Dr. Eliseo Guallar, an epidemiologist with Johns Hopkins Bloomberg School of Public Health who was not involved in the study, wrote in an editorial accompanying the studies that he’s hesitant to draw too many positive conclusions about coffee’s health. “Recommending coffee intake to reduce mortality or prevent chronic disease would be premature,” he wrote.

Setiawan, like Murphy and Guallar, is cautious about hype.

“We cannot say coffee will prolong your life,” Setiawan said. “We can say moderate coffee consumption can be incorporated into diet for a healthy lifestyle. For most, it seems, it likely won’t cause harm.”
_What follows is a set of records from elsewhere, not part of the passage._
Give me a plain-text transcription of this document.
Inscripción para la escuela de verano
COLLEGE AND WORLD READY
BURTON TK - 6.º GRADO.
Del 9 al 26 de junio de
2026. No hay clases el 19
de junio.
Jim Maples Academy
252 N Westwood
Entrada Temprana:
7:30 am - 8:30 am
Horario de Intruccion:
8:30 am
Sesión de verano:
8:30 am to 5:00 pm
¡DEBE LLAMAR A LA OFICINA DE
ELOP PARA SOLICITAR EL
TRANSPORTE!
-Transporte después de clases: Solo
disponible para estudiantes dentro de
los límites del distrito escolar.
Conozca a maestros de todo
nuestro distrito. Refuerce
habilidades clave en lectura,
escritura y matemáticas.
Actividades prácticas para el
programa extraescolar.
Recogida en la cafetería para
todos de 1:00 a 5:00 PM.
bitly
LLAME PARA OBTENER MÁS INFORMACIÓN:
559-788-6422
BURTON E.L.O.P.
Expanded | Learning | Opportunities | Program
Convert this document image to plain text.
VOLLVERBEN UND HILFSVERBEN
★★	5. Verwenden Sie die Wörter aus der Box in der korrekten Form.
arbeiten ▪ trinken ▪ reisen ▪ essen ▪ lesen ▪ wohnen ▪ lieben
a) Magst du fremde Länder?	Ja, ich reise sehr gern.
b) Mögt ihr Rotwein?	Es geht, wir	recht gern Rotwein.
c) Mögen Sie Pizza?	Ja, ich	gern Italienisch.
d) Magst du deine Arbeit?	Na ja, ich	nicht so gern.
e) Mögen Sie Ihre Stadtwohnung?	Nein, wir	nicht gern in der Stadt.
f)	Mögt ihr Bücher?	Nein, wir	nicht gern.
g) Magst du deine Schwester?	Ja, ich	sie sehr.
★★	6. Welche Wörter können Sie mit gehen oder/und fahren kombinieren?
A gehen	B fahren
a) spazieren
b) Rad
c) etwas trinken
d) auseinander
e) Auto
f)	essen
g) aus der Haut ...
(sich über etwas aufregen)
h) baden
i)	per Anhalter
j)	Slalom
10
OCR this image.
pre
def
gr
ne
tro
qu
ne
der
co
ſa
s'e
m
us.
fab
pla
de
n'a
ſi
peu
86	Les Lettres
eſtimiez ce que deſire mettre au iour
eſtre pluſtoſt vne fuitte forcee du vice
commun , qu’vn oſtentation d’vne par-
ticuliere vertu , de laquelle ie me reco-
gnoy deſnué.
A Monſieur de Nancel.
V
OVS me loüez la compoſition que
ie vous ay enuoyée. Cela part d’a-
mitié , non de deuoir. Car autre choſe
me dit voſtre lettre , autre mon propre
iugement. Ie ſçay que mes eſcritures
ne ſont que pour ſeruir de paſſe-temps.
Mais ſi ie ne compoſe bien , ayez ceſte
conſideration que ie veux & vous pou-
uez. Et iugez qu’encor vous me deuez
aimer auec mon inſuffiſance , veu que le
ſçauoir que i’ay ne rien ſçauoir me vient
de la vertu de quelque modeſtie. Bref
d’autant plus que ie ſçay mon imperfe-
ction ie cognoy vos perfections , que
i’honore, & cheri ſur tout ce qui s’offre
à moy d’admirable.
  • My mother loved her daily,1 or 2 cups (not mugs) for all of her adult life.When she would meet someone who told her they didn’t drink coffee, she was incredulous, as if they told her they didn’t breathe.She died age 97, her mind still sharp as a tack- I love it too,and grind and brew it every morning,hoping for the best !

  • Working as a chef full time from age 18 to 30, I found myself drinking 5-8 cups (coffeecof.com) a day, all double shots.. It compensated for my lack of sleep and kept me at a manic pace all day. When I did this on a day off it would make me sketchy and emotional.. These days I have 1-2 a day and I find it a perfect component of my daily routine

  • My mother drank one or two cups of coffee a day for most,if not all of her adult life.When she met someone for lunch and she/he would say they didn’t drink coffee,she was amazed that they didn’t drink it!
    She died at 97 years,her mind sharp as a tack,obviously because of many decades drinking her very favorite hot beverage !

  • Or, does it mean that people who happen to have genes that lower mortality rates for those diseases are attracted to coffee drinking? Not saying I disagree – I’d like it to be true – but studies can mean a lot of different things.

    • correct — correlation alone never proves causation. Which is why the strongest conclusion the investigators make in the article is that drinking coffee won’t cause harm.
      once upon a time — like 40 years ago — there were studies suggesting harm. This is just one of dozens since (though distinguished by it’s duration) proving those studies were wrong.